The Council is also forced into inaction by veto-wielding China on North Korea’s nuclear and missile tests in defiance of the UN, a threat that directly affects India and Indo-Pacific nations. While it may be impossible for the Council president to arrive get compromises on issues like Ukraine or North Korea, there are other routine matters like peacekeeping operations on which a compromise can be hammered out.
Short of a resolution, the President can also work on developing consensus declarations known as press statements that can express concern on matters like attacks on peacekeepers or deteriorating conditions, or applaud positive developments like Israel and Lebanon agreeing recently on a maritime boundary.
When India takes the gavel from Ghana, it will be its 12th turn presiding over the Council under a system based on alphabetic order and it comes in the last month of its two-year term as an elected member.
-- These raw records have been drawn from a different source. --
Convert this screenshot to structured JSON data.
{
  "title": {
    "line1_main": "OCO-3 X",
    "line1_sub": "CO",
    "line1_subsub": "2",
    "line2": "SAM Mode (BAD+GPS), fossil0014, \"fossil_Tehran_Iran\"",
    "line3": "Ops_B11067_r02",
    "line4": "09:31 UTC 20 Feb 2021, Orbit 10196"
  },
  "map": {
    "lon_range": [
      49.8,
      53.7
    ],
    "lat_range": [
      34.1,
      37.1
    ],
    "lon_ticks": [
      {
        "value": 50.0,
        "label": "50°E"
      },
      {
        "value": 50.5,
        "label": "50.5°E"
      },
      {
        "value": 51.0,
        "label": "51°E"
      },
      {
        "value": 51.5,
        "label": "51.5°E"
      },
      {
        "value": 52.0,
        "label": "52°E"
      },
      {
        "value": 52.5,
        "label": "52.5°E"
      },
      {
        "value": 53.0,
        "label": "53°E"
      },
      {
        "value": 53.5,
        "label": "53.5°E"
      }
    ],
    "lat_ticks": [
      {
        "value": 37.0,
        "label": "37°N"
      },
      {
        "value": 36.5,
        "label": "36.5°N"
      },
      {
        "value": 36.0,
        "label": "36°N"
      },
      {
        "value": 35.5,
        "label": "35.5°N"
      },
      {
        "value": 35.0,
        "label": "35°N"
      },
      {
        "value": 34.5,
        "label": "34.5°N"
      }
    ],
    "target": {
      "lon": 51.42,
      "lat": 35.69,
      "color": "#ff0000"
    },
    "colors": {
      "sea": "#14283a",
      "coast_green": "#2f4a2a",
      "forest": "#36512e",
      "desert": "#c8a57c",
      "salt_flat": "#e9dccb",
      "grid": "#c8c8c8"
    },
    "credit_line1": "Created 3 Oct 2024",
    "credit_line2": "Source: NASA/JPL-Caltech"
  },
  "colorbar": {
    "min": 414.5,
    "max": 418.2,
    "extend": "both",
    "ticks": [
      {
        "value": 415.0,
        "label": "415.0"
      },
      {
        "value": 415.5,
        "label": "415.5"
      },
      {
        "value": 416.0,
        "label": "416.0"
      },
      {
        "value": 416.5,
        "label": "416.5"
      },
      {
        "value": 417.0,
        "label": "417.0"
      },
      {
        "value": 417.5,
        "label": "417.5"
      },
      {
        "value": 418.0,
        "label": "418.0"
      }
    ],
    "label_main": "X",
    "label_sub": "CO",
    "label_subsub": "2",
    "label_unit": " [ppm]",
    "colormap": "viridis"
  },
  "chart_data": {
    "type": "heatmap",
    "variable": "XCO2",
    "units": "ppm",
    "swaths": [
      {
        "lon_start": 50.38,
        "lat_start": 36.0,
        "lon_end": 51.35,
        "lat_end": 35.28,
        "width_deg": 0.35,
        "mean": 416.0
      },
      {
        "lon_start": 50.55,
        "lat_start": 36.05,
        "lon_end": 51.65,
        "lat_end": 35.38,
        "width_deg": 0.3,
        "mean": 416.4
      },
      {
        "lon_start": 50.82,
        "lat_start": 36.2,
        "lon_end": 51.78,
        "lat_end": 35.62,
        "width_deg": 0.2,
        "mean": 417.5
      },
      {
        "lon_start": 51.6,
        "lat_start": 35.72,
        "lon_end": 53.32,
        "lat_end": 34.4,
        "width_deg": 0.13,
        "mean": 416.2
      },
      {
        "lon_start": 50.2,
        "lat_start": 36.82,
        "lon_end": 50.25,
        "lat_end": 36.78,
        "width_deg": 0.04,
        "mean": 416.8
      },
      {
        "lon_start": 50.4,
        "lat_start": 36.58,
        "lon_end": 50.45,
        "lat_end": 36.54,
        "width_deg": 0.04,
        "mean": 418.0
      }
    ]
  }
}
December is also the shortest month of activity for the Council as traditionally meetings are seldom scheduled for the last days of the year, unless there’s an emergency.
India last presided over the Council in August 2021 when T.S. Tirumurti was the Permanent Representative and before that in 2011 and 2012 during Union Petroleum Minister Hardeep Singh Puri’s tenure as the envoy to the UN.
India’s presidency will start off with a traditional breakfast of the permanent representatives of the 15 Council members on Thursday morning.
It will be followed by the first formal meeting of the Council with India wielding the gavel in a closed session at about 10.30 a.m. New York time (9 p.m. IST) to decide the month’s agenda. Traditionally, the permanent representative of the country that is the month’s president will hold a news conference that will be carried live on the internet by the UN (at media.un.org/en/webtv/).